Wolf’s office is also exploring emergency powers he might have if an outbreak were to occur here, Sheridan said.

Redding said the department’s preparations fall into three phases — planning, response and recovery — and the funding should be sufficient for the first two, which is what it’s concentrating on now.

“We believe that we’re pretty well staffed at the moment, but if we saw the outbreak of the scale that has hit Iowa or Minnesota, there would be a surge in our need,” Redding said.

The department didn’t just start planning; the national outbreak started in December, and Redding said preparations here have been months in the making. Those efforts continue every day, according to Redding; Pennsylvania is learning from what’s happening in states currently fighting outbreaks, and also from a devastating outbreak that occurred here in the 1980s.

“The big difference today is the size of these operations ahd the complexity of the systems that we're managing today,” he said.

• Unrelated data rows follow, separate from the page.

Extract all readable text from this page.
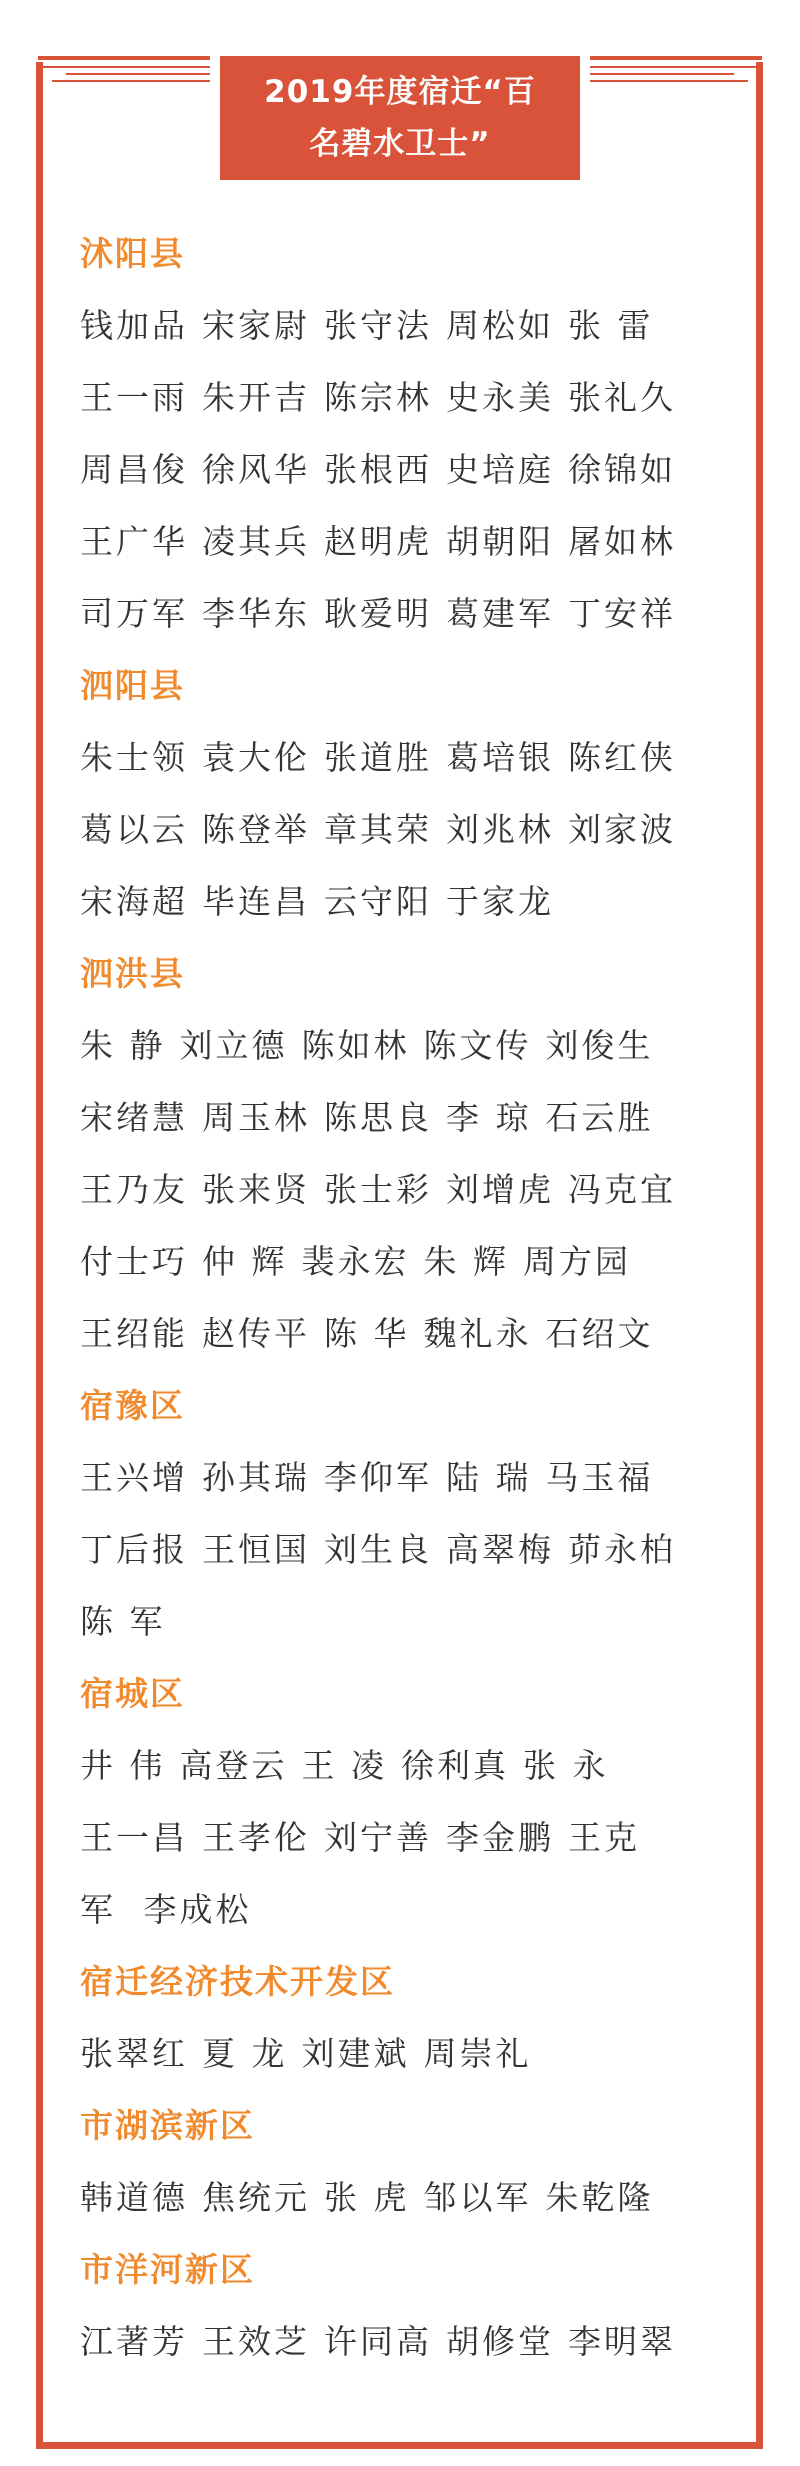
2019年度宿迁“百名碧水卫士”
沭阳县
钱加品 宋家尉 张守法 周松如 张 雷
王一雨 朱开吉 陈宗林 史永美 张礼久
周昌俊 徐风华 张根西 史培庭 徐锦如
王广华 凌其兵 赵明虎 胡朝阳 屠如林
司万军 李华东 耿爱明 葛建军 丁安祥
泗阳县
朱士领 袁大伦 张道胜 葛培银 陈红侠
葛以云 陈登举 章其荣 刘兆林 刘家波
宋海超 毕连昌 云守阳 于家龙
泗洪县
朱 静 刘立德 陈如林 陈文传 刘俊生
宋绪慧 周玉林 陈思良 李 琼 石云胜
王乃友 张来贤 张士彩 刘增虎 冯克宜
付士巧 仲 辉 裴永宏 朱 辉 周方园
王绍能 赵传平 陈 华 魏礼永 石绍文
宿豫区
王兴增 孙其瑞 李仰军 陆 瑞 马玉福
丁后报 王恒国 刘生良 高翠梅 茆永柏
陈 军
宿城区
井 伟 高登云 王 凌 徐利真 张 永
王一昌 王孝伦 刘宁善 李金鹏 王克
军 李成松
宿迁经济技术开发区
张翠红 夏 龙 刘建斌 周崇礼
市湖滨新区
韩道德 焦统元 张 虎 邹以军 朱乾隆
市洋河新区
江著芳 王效芝 许同高 胡修堂 李明翠
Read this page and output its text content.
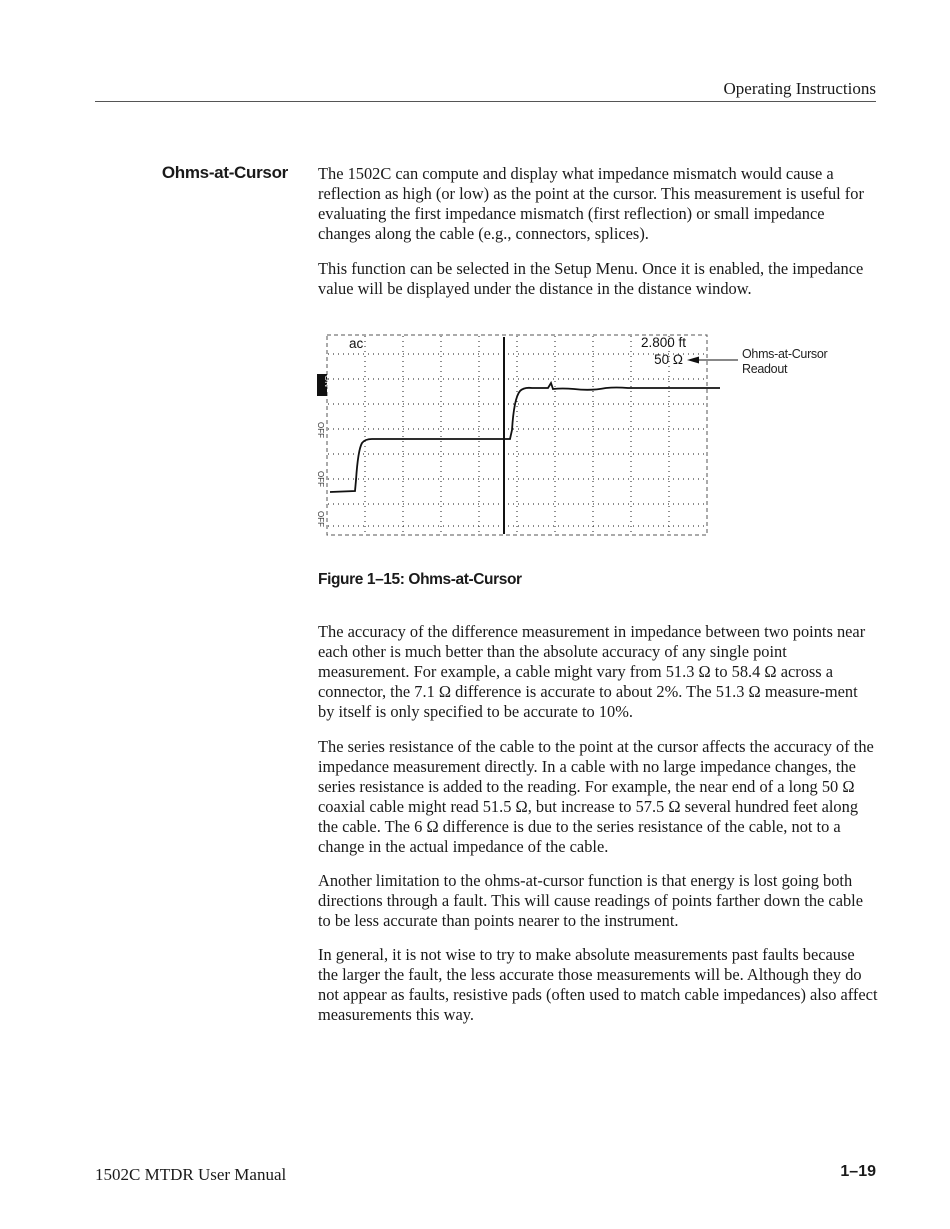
Operating Instructions
Ohms-at-Cursor The 1502C can compute and display what impedance mismatch would cause a reflection as high (or low) as the point at the cursor. This measurement is useful for evaluating the first impedance mismatch (first reflection) or small impedance changes along the cable (e.g., connectors, splices).

This function can be selected in the Setup Menu. Once it is enabled, the impedance value will be displayed under the distance in the distance window.

ac	2.800 ft
50 Ω	Ohms-at-Cursor
Readout
ON
OFF
OFF
OFF
Figure 1–15: Ohms-at-Cursor

The accuracy of the difference measurement in impedance between two points near each other is much better than the absolute accuracy of any single point measurement. For example, a cable might vary from 51.3 Ω to 58.4 Ω across a connector, the 7.1 Ω difference is accurate to about 2%. The 51.3 Ω measure-ment by itself is only specified to be accurate to 10%.

The series resistance of the cable to the point at the cursor affects the accuracy of the impedance measurement directly. In a cable with no large impedance changes, the series resistance is added to the reading. For example, the near end of a long 50 Ω coaxial cable might read 51.5 Ω, but increase to 57.5 Ω several hundred feet along the cable. The 6 Ω difference is due to the series resistance of the cable, not to a change in the actual impedance of the cable.

Another limitation to the ohms-at-cursor function is that energy is lost going both directions through a fault. This will cause readings of points farther down the cable to be less accurate than points nearer to the instrument.

In general, it is not wise to try to make absolute measurements past faults because the larger the fault, the less accurate those measurements will be. Although they do not appear as faults, resistive pads (often used to match cable impedances) also affect measurements this way.

1502C MTDR User Manual	1–19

Redding expressed appreciation for Wolf’s assistance and also said the U.S. Department of Agriculture has been an invaluable ally as the nation fights the current outbreaks. U.S. Sen. Bob Casey recently pressed for adequate continued funding for its efforts. Redding said he supports Casey’s push.

To date, Redding said, the USDA has covered all of the cleaning and disposal and recovery cost in other states that are affecting; he would like to see them continue to do that. There are also some staffing issues that are developing and need to be addressed; for instance, he said, the USDA has two poultry appraisers in Pennsylvania, and one of them is expected to retire soon.

Finally, he said, Pennsylvania would like to have state lab certified so it doesn’t have to wait for results from the USDA’s lab.